While attending at gamescom 2013 we had the opportunity to see Warner Bros' latest Lego title in action: Lego Marvel Super Heroes. Almost inevitable following the hugely successful Avengers Assemble, this latest Lego adventure will feature a huge number of recognisable Marvel characters, and a story written in collaboration with the Marvel writing team.
Our session opened with a demonstration of the variety in character abilities, and we were transported to the Grand Central Station area of Manhattan, where Iron Man and the Hulk find themselves standing on a bridge blocked by traffic.
During this brief section, Iron Man first began clearing the bridge by flying around and blasting pulse bolts at the stationary vehicles. Switching to Hulk saw a more direct approach being adopted, as the big green one simply picks up vehicles, smashes them and throws them away.
This quick demonstration of character variety aside, the session was then transported to the SHIELD Helicarrier and we were introduced to some of the core concepts of the game.
Little plot was given away, aside that the story will revolve around Dr Doom as the principal antagonist, who is amassing a collection of 'cosmic bricks'. Given that the game is marketed at the ages 7+ market, it would be our guess that what plot there is will be something to hang the gameplay off, rather than a detailed and dynamic storytelling experience.
Manhattan will be the hub for the game, albeit reimagined somewhat so as to include a mix of real world locations, the Lego style and the incorporation of certain Marvel-universe architecture, such as Stark Tower. Above the island is the SHIELD Helicarrier, which acts as a base of operations and can be reached by any character with flight abilities.
Following this brief explanation of mechanics, we got to saw a mission begin first hand in the most dramatic way imaginable. Mr Fantastic and Captain America, alerted to a break in at the Baxter Building involving Doctor Octopus, responded in the fastest way possible - by diving from the edge of the Helicarrier and skydiving directly down to the mission location.
Once again we saw a demonstration of the different characters abilities, and how they work together to complete goals. Upon landing outside the Baxter building, both our heroes were trapped in a locked park area. Mr Fantastic slid down a drain to get out, then transformed himself into a pair of bolt cutters to snip the padlock that was keeping his companion trapped.

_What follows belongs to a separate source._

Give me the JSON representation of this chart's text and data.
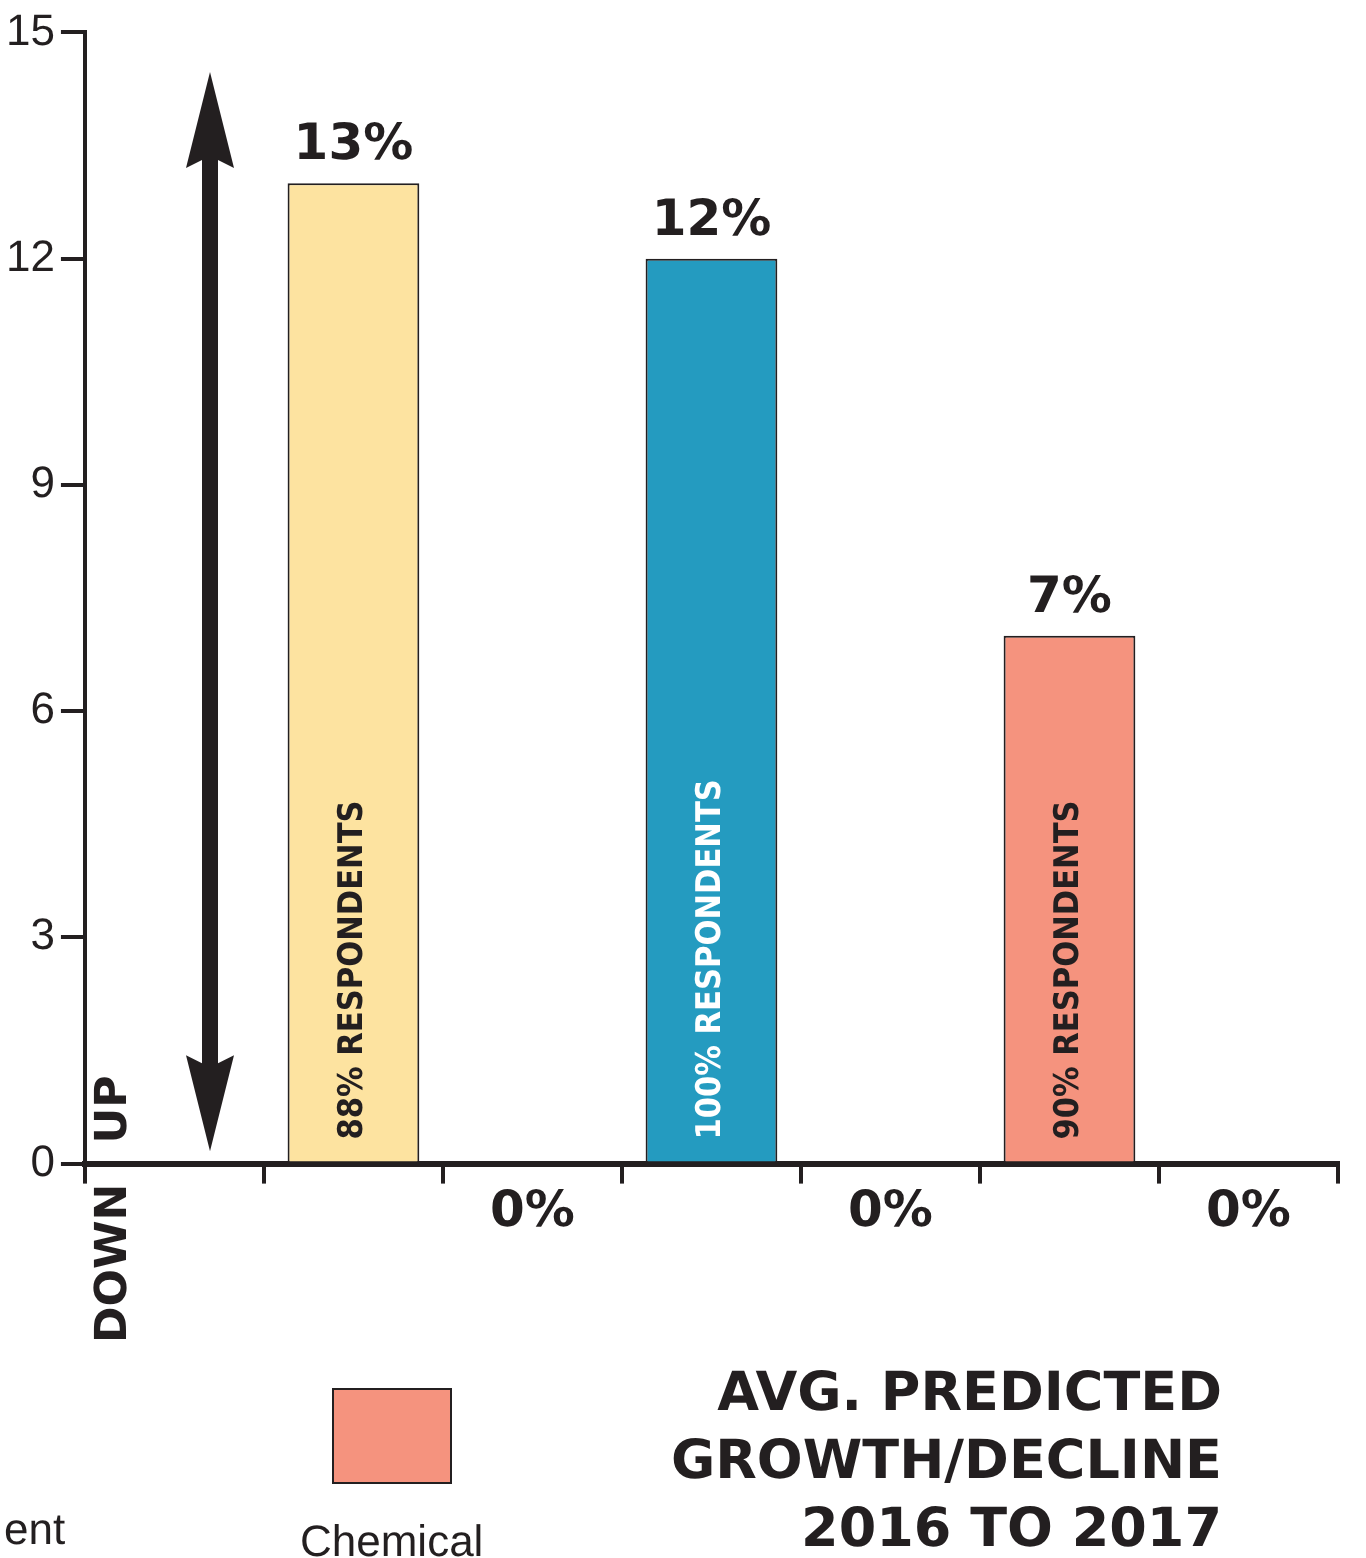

Captain America then hurled his shield to knock down a ladder that allowed the characters to access the door controls and enter the building.
On entering the building the mission began in earnest, which triggered a loading sequence. The sequence itself was perfectly integrated, taking the form of a fully voiced mission briefing so as to not detract from the immersion when loading inevitably occurs. It was a nice touch and one that other games can learn from.
The mission rapidly became secondary to the demonstration at this point, as the demo team got carried away with the (massive) character select menu, dropping different heroes in and out to show off their various abilities, skills and even unique animations - such as Iceman, who skates instead of runs, and Green Goblin who glides around the level tossing pumpkin bombs.
All-in, there are some 25-30 characters who appear in the main story mode, but over 100 available for 'free mode'.
In single player, the player can switch between these characters at the touch of a button. However, a two player cooperative mode also exists with dynamic split screen; and on the Wii U version, the controller tablet becomes the screen for player 1.
The last character saved for the demo team to show off was clearly one of their favourites; Stan Lee. Voiced by the man himself, Stan Lee's in-game character features a powerful combination of superhero powers, with a mix of abilities loaned from Spider-Man, the Human Torch and Wolverine - as well as the ability to transform into Stan-Hulk.
Lego Marvel Super Heroes seems to be a game focused on variety, with the staple series gameplay supplemented by a wide-range of varied characters and abilities made possible by the rich Marvel universe. If anything, the one criticism that could be raised based on the demonstration is that often the demo team had problems finding the character they were searching from on the massive character select menu; which was so big it could not fit on a single screen.
Fans of the franchise are in for a treat, as with a roster of powerful superheroes (and villains) to choose from, this could very well be the most varied game in the series to date. Lego Marvel Super Heroes is coming to PC, PlayStation 3, PlayStation 4, Xbox 360 and Xbox One; with mobile versions on Nintendo DS, 3DS and PlayStation Vita - all in November.